Cinco activistas defensores de los derechos de la comunidad LGBTTTI fueron detenidos en Rusia el pasado jueves 11 de mayo mientras intentaban presentar una petición firmada por dos millones de personas— en la que se exigía investigar la tortura y persecución de personas homosexuales en Chechenia. Los activistas se encontraron afuera de una estación cercana al centro de Moscú y planeaban entregar cajas repletas de firmas a la oficina del fiscal general. Casi inmediatamente, aseguró una de las activistas, la policía los acusó de llevar a cabo una protesta sin permiso y detuvo a los manifestantes.

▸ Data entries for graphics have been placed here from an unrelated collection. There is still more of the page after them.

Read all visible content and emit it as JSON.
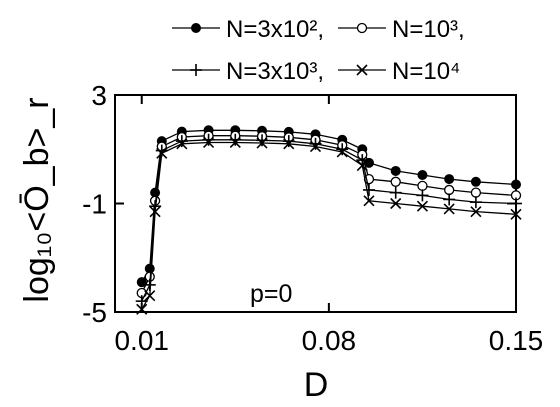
{
  "chart_data": {
    "type": "line",
    "xlabel": "D",
    "ylabel": "log₁₀<Ō_b>_r",
    "annotation": "p=0",
    "xlim": [
      0.0,
      0.15
    ],
    "ylim": [
      -5,
      3
    ],
    "xticks": [
      {
        "value": 0.01,
        "label": "0.01"
      },
      {
        "value": 0.08,
        "label": "0.08"
      },
      {
        "value": 0.15,
        "label": "0.15"
      }
    ],
    "yticks": [
      {
        "value": 3,
        "label": "3"
      },
      {
        "value": -1,
        "label": "-1"
      },
      {
        "value": -5,
        "label": "-5"
      }
    ],
    "legend_position": "top",
    "series": [
      {
        "name": "N=3x10²,",
        "marker": "filled-circle",
        "x": [
          0.01,
          0.013,
          0.015,
          0.0175,
          0.025,
          0.035,
          0.045,
          0.055,
          0.065,
          0.075,
          0.085,
          0.0925,
          0.095,
          0.105,
          0.115,
          0.125,
          0.135,
          0.15
        ],
        "y": [
          -3.9,
          -3.4,
          -0.6,
          1.3,
          1.65,
          1.7,
          1.7,
          1.68,
          1.64,
          1.55,
          1.35,
          1.0,
          0.5,
          0.2,
          0.05,
          -0.1,
          -0.2,
          -0.3
        ]
      },
      {
        "name": "N=10³,",
        "marker": "open-circle",
        "x": [
          0.01,
          0.013,
          0.015,
          0.0175,
          0.025,
          0.035,
          0.045,
          0.055,
          0.065,
          0.075,
          0.085,
          0.0925,
          0.095,
          0.105,
          0.115,
          0.125,
          0.135,
          0.15
        ],
        "y": [
          -4.3,
          -3.7,
          -0.9,
          1.1,
          1.45,
          1.5,
          1.5,
          1.48,
          1.44,
          1.35,
          1.15,
          0.8,
          -0.1,
          -0.2,
          -0.35,
          -0.5,
          -0.6,
          -0.7
        ]
      },
      {
        "name": "N=3x10³,",
        "marker": "plus",
        "x": [
          0.01,
          0.013,
          0.015,
          0.0175,
          0.025,
          0.035,
          0.045,
          0.055,
          0.065,
          0.075,
          0.085,
          0.0925,
          0.095,
          0.105,
          0.115,
          0.125,
          0.135,
          0.15
        ],
        "y": [
          -4.6,
          -4.0,
          -1.1,
          0.95,
          1.3,
          1.35,
          1.35,
          1.33,
          1.3,
          1.2,
          1.0,
          0.6,
          -0.5,
          -0.6,
          -0.7,
          -0.85,
          -0.95,
          -1.0
        ]
      },
      {
        "name": "N=10⁴",
        "marker": "cross",
        "x": [
          0.01,
          0.013,
          0.015,
          0.0175,
          0.025,
          0.035,
          0.045,
          0.055,
          0.065,
          0.075,
          0.085,
          0.0925,
          0.095,
          0.105,
          0.115,
          0.125,
          0.135,
          0.15
        ],
        "y": [
          -4.9,
          -4.4,
          -1.3,
          0.85,
          1.2,
          1.25,
          1.25,
          1.23,
          1.2,
          1.1,
          0.9,
          0.4,
          -0.9,
          -1.0,
          -1.1,
          -1.2,
          -1.3,
          -1.4
        ]
      }
    ]
  }
}
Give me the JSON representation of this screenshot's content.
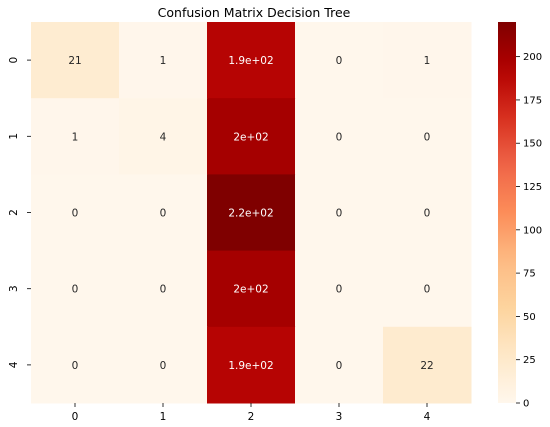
{
  "chart_data": {
    "type": "heatmap",
    "title": "Confusion Matrix Decision Tree",
    "xlabel": "",
    "ylabel": "",
    "x_categories": [
      "0",
      "1",
      "2",
      "3",
      "4"
    ],
    "y_categories": [
      "0",
      "1",
      "2",
      "3",
      "4"
    ],
    "values": [
      [
        21,
        1,
        190,
        0,
        1
      ],
      [
        1,
        4,
        200,
        0,
        0
      ],
      [
        0,
        0,
        220,
        0,
        0
      ],
      [
        0,
        0,
        200,
        0,
        0
      ],
      [
        0,
        0,
        190,
        0,
        22
      ]
    ],
    "annotations": [
      [
        "21",
        "1",
        "1.9e+02",
        "0",
        "1"
      ],
      [
        "1",
        "4",
        "2e+02",
        "0",
        "0"
      ],
      [
        "0",
        "0",
        "2.2e+02",
        "0",
        "0"
      ],
      [
        "0",
        "0",
        "2e+02",
        "0",
        "0"
      ],
      [
        "0",
        "0",
        "1.9e+02",
        "0",
        "22"
      ]
    ],
    "colormap": "OrRd",
    "colorbar": {
      "range": [
        0,
        220
      ],
      "ticks": [
        0,
        25,
        50,
        75,
        100,
        125,
        150,
        175,
        200
      ],
      "tick_labels": [
        "0",
        "25",
        "50",
        "75",
        "100",
        "125",
        "150",
        "175",
        "200"
      ]
    },
    "grid": false
  }
}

De acuerdo con la organización Open Russia, a los cinco defensores de derechos detenidos se les impusieron sanciones administrativas por sostener un evento público sin permiso y fueron liberados ese mismo día. 

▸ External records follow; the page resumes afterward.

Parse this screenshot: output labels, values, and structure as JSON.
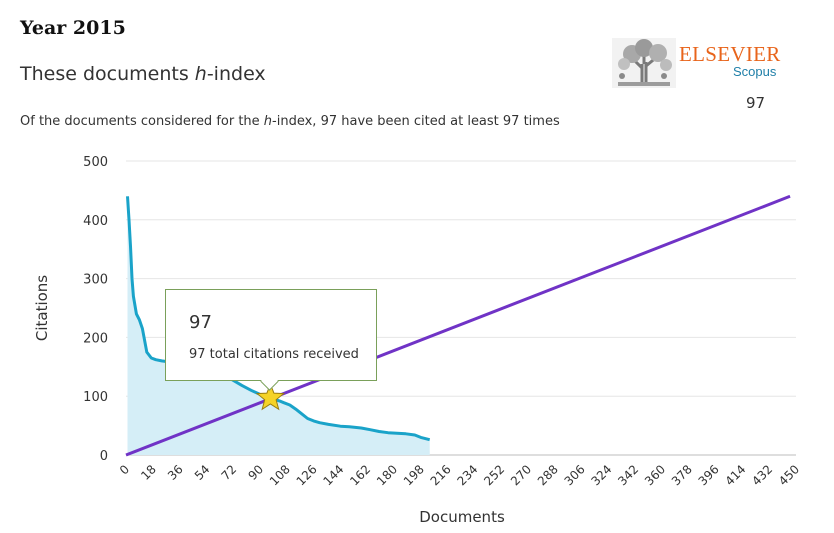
{
  "header": {
    "year_label": "Year 2015",
    "title_pre": "These documents ",
    "title_italic": "h",
    "title_post": "-index",
    "subtitle_pre": "Of the documents considered for the ",
    "subtitle_italic": "h",
    "subtitle_post": "-index, 97 have been cited at least 97 times"
  },
  "brand": {
    "name": "ELSEVIER",
    "product": "Scopus",
    "name_color": "#e8641b",
    "product_color": "#1f7fa8"
  },
  "h_index_value": "97",
  "tooltip": {
    "value": "97",
    "text": "97 total citations received",
    "border_color": "#7aa05a"
  },
  "chart_data": {
    "type": "line",
    "title": "",
    "xlabel": "Documents",
    "ylabel": "Citations",
    "xlim": [
      0,
      450
    ],
    "ylim": [
      0,
      500
    ],
    "x_ticks": [
      0,
      18,
      36,
      54,
      72,
      90,
      108,
      126,
      144,
      162,
      180,
      198,
      216,
      234,
      252,
      270,
      288,
      306,
      324,
      342,
      360,
      378,
      396,
      414,
      432,
      450
    ],
    "y_ticks": [
      0,
      100,
      200,
      300,
      400,
      500
    ],
    "grid": true,
    "series": [
      {
        "color": "#1aa3c9",
        "fill": "#d5eef7",
        "x": [
          1,
          2,
          3,
          4,
          5,
          7,
          9,
          11,
          14,
          17,
          20,
          24,
          30,
          36,
          42,
          48,
          54,
          60,
          66,
          72,
          78,
          84,
          90,
          97,
          103,
          106,
          110,
          114,
          118,
          122,
          126,
          130,
          136,
          144,
          150,
          158,
          164,
          170,
          176,
          182,
          188,
          194,
          198,
          204
        ],
        "y": [
          440,
          400,
          355,
          300,
          270,
          240,
          230,
          215,
          175,
          165,
          162,
          160,
          158,
          155,
          152,
          148,
          145,
          140,
          135,
          127,
          118,
          110,
          103,
          97,
          92,
          89,
          85,
          78,
          70,
          62,
          58,
          55,
          52,
          49,
          48,
          46,
          43,
          40,
          38,
          37,
          36,
          34,
          30,
          26
        ]
      },
      {
        "color": "#7033c6",
        "x": [
          0,
          446
        ],
        "y": [
          0,
          440
        ]
      }
    ],
    "marker": {
      "x": 97,
      "y": 97,
      "shape": "star",
      "color": "#f5d327"
    }
  }
}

La plataforma Avaaz, que ayudó a circular la petición para investigar la “limpia” en Chechenia, consideró que las detenciones de ayer son un intento desesperado de Rusia para intimidar a las personas que defienden los derechos de la comunidad gay. Avaaz también sentenció que el lamentable episodio de ayer no hará sino atraer más atención a los horrores de la purga chechena. Amnistía Internacional indicó que a los activistas se les tendría que haber permitido entregar su petición al fiscal general y, este a su vez, debería investigar los crímenes registrados en Chechenia. El pasado jueves 13 de abril The Guardian publicó un reportaje que denunciaba la persecución en contra de las personas homosexuales en la república ultraconservadora de Chechenia.

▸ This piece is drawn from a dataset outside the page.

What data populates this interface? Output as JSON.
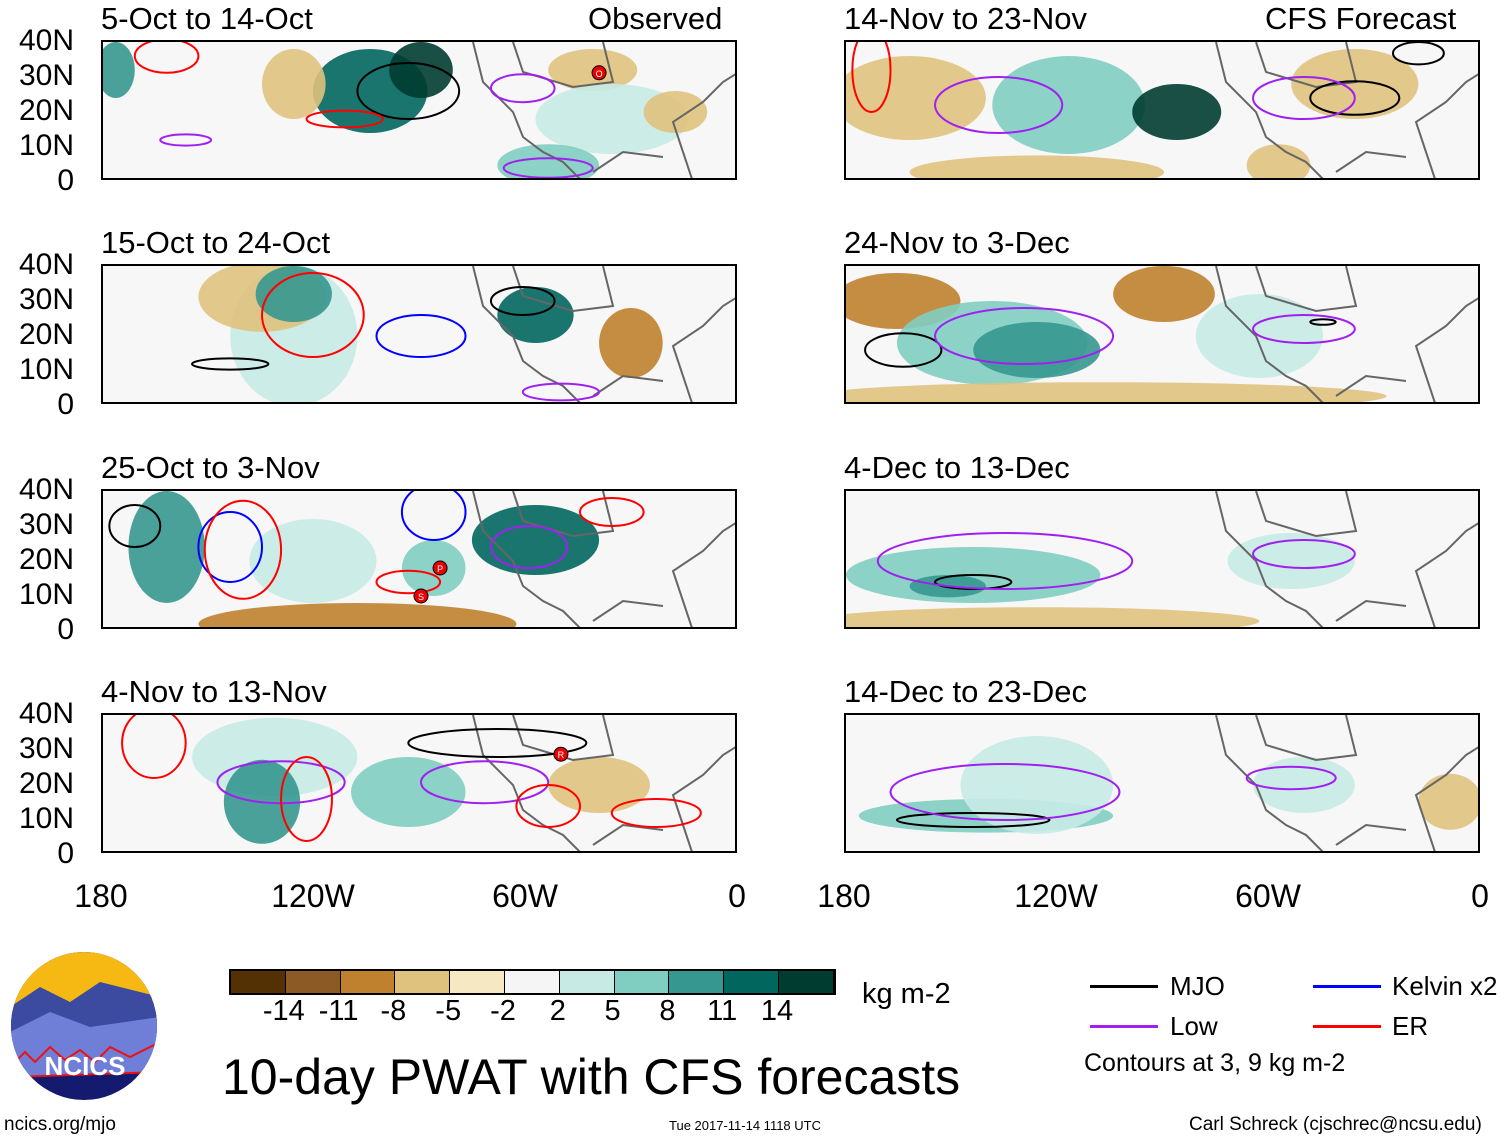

De acuerdo con la investigación, un centenar de gays se encontraban presos en la cárcel y eran víctimas de tortura. La situación es tal, que las condiciones de las prisiones chechenas han sido consideradas, incluso, como campos de concentración modernos. Ramzan Kadyrov, presidente de Chechenia, le aseguró al mandatario rusos Vladimir Putin que las acusaciones sobre la purga contra hombres homosexuales en su país son totalmente falsas. Kadyrov indicó que sus investigadores no han encontrado indicios ni pruebas de que en su país suceda lo que la prensa internacional y los activistas locales están denunciando. “No hay gays en Chechenia. Si los hubiera, la policía no tendría que hacer nada. Sus parientes se ocuparían de enviarlos a un lugar sin retorno”, declaró el Kadyrov, militar y principal señalado por la persecución contra la comunidad gay en Chechenia.